CL21 and thoughts on a modern lisp - arturventura
http://www.surf-the-edge.com/2015/02/20/cl21-and-thoughts-on-a-modern-lisp/

======
wtbob
I agree with you re. array and hash table literals. We already have list
literals; adding arrays and hash tables would be great. Fortunately, they
could be added with some simple read macrods; I suggest #[] and #{}.
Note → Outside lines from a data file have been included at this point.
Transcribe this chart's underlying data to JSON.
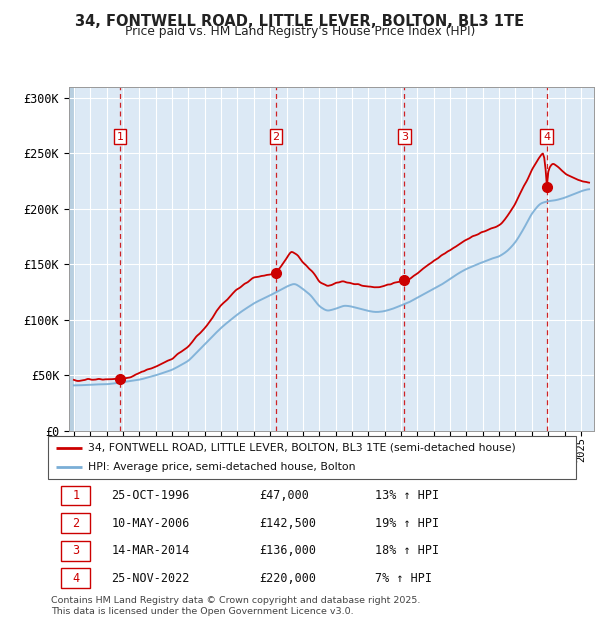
{
  "title_line1": "34, FONTWELL ROAD, LITTLE LEVER, BOLTON, BL3 1TE",
  "title_line2": "Price paid vs. HM Land Registry's House Price Index (HPI)",
  "bg_color": "#dce9f5",
  "hatch_left_color": "#c8d8ea",
  "grid_color": "#ffffff",
  "red_line_color": "#cc0000",
  "blue_line_color": "#7aaed6",
  "ylabel_values": [
    "£0",
    "£50K",
    "£100K",
    "£150K",
    "£200K",
    "£250K",
    "£300K"
  ],
  "ylim": [
    0,
    310000
  ],
  "xlim_start": 1993.7,
  "xlim_end": 2025.8,
  "sale_dates": [
    1996.82,
    2006.36,
    2014.21,
    2022.9
  ],
  "sale_prices": [
    47000,
    142500,
    136000,
    220000
  ],
  "sale_labels": [
    "1",
    "2",
    "3",
    "4"
  ],
  "legend_entries": [
    "34, FONTWELL ROAD, LITTLE LEVER, BOLTON, BL3 1TE (semi-detached house)",
    "HPI: Average price, semi-detached house, Bolton"
  ],
  "table_data": [
    [
      "1",
      "25-OCT-1996",
      "£47,000",
      "13% ↑ HPI"
    ],
    [
      "2",
      "10-MAY-2006",
      "£142,500",
      "19% ↑ HPI"
    ],
    [
      "3",
      "14-MAR-2014",
      "£136,000",
      "18% ↑ HPI"
    ],
    [
      "4",
      "25-NOV-2022",
      "£220,000",
      "7% ↑ HPI"
    ]
  ],
  "footnote": "Contains HM Land Registry data © Crown copyright and database right 2025.\nThis data is licensed under the Open Government Licence v3.0."
}
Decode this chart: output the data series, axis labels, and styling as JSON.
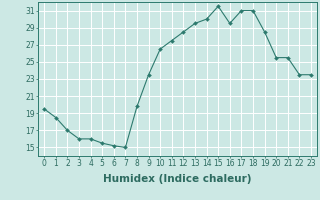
{
  "xlabel": "Humidex (Indice chaleur)",
  "x_values": [
    0,
    1,
    2,
    3,
    4,
    5,
    6,
    7,
    8,
    9,
    10,
    11,
    12,
    13,
    14,
    15,
    16,
    17,
    18,
    19,
    20,
    21,
    22,
    23
  ],
  "y_values": [
    19.5,
    18.5,
    17.0,
    16.0,
    16.0,
    15.5,
    15.2,
    15.0,
    19.8,
    23.5,
    26.5,
    27.5,
    28.5,
    29.5,
    30.0,
    31.5,
    29.5,
    31.0,
    31.0,
    28.5,
    25.5,
    25.5,
    23.5,
    23.5
  ],
  "ylim": [
    14,
    32
  ],
  "xlim": [
    -0.5,
    23.5
  ],
  "yticks": [
    15,
    17,
    19,
    21,
    23,
    25,
    27,
    29,
    31
  ],
  "xticks": [
    0,
    1,
    2,
    3,
    4,
    5,
    6,
    7,
    8,
    9,
    10,
    11,
    12,
    13,
    14,
    15,
    16,
    17,
    18,
    19,
    20,
    21,
    22,
    23
  ],
  "line_color": "#2d7a6e",
  "marker_color": "#2d7a6e",
  "bg_color": "#cce8e4",
  "grid_color": "#ffffff",
  "tick_label_color": "#2d6b60",
  "axis_label_color": "#2d6b60",
  "font_size": 5.5,
  "label_font_size": 7.5
}
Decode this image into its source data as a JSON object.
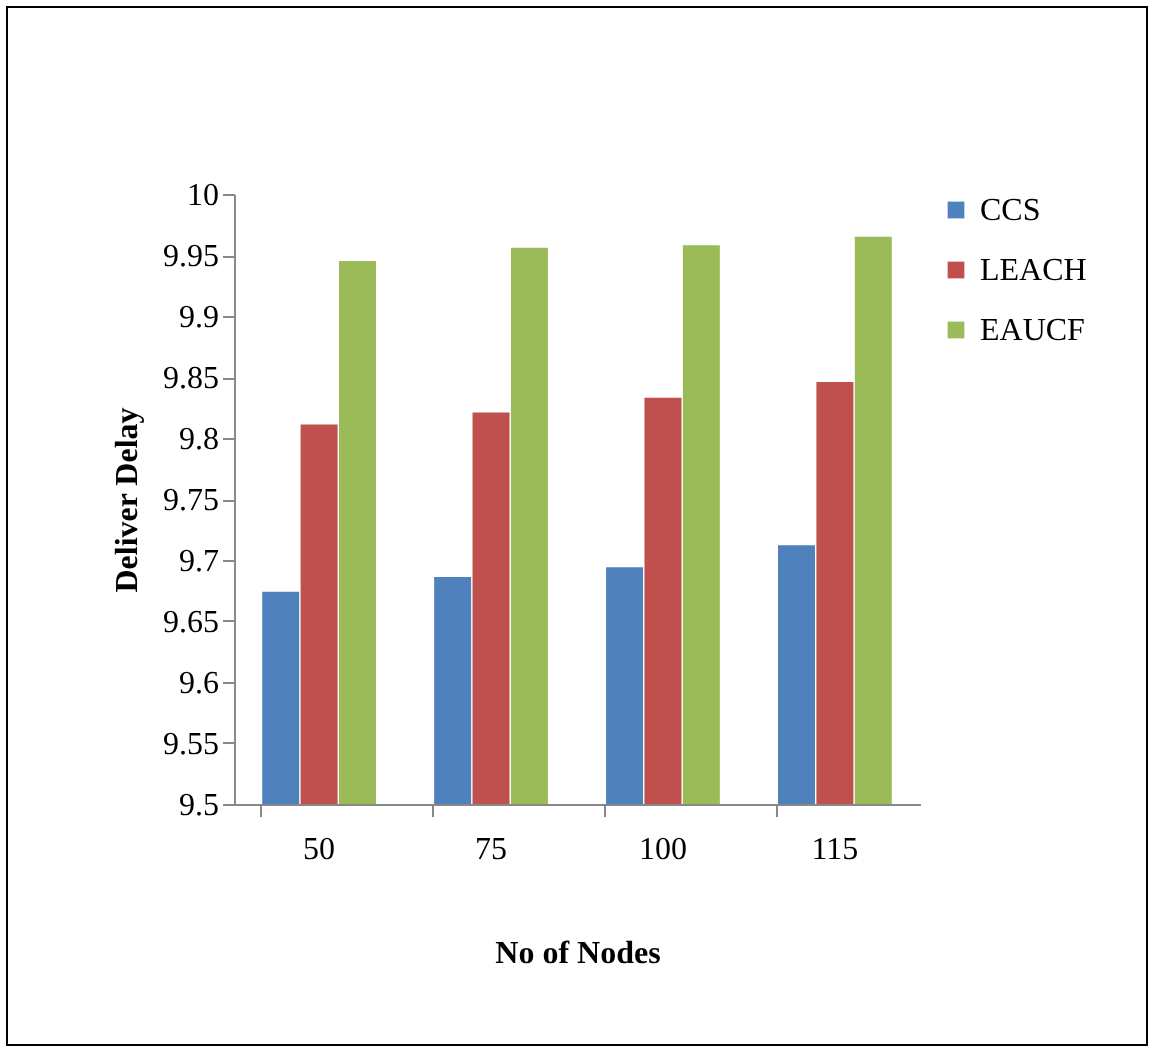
{
  "chart_data": {
    "type": "bar",
    "xlabel": "No of Nodes",
    "ylabel": "Deliver Delay",
    "categories": [
      "50",
      "75",
      "100",
      "115"
    ],
    "series": [
      {
        "name": "CCS",
        "color": "#4f81bd",
        "values": [
          9.674,
          9.686,
          9.694,
          9.712
        ]
      },
      {
        "name": "LEACH",
        "color": "#c0504d",
        "values": [
          9.811,
          9.821,
          9.833,
          9.846
        ]
      },
      {
        "name": "EAUCF",
        "color": "#9bbb59",
        "values": [
          9.945,
          9.956,
          9.958,
          9.965
        ]
      }
    ],
    "ylim": [
      9.5,
      10
    ],
    "yticks": [
      9.5,
      9.55,
      9.6,
      9.65,
      9.7,
      9.75,
      9.8,
      9.85,
      9.9,
      9.95,
      10
    ],
    "grid": false,
    "legend": "right"
  }
}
By 'slice,' I assume you mean Python-like slices, not Go-like slices (which
are for our purposes adjustable arrays, which CL has); what's wrong with
(subseq array start end)?

Yes, string manipulation could be much better. I personally always define a
STRCAT which is really just (concatenate 'string …). I'm actually a bit
excited by some of the interpolation ideas out there. I definitely don't want
to lose FORMAT though.

I actually like the pathnames API, but it could stand to be better-specified
for the common Unix case.

Agreed on more batteries included.

I don't mind packages (in fact, find them highly useful), but would like a
standard system definition facility. What do you find lacking with respect to
packages?

It definitely needs to default to either downcasing or case-preserving. Upcase
is so ugly. Do note that character encoding appears to be a solved problem;
the Lisps I use are quite comfortable with Unicode.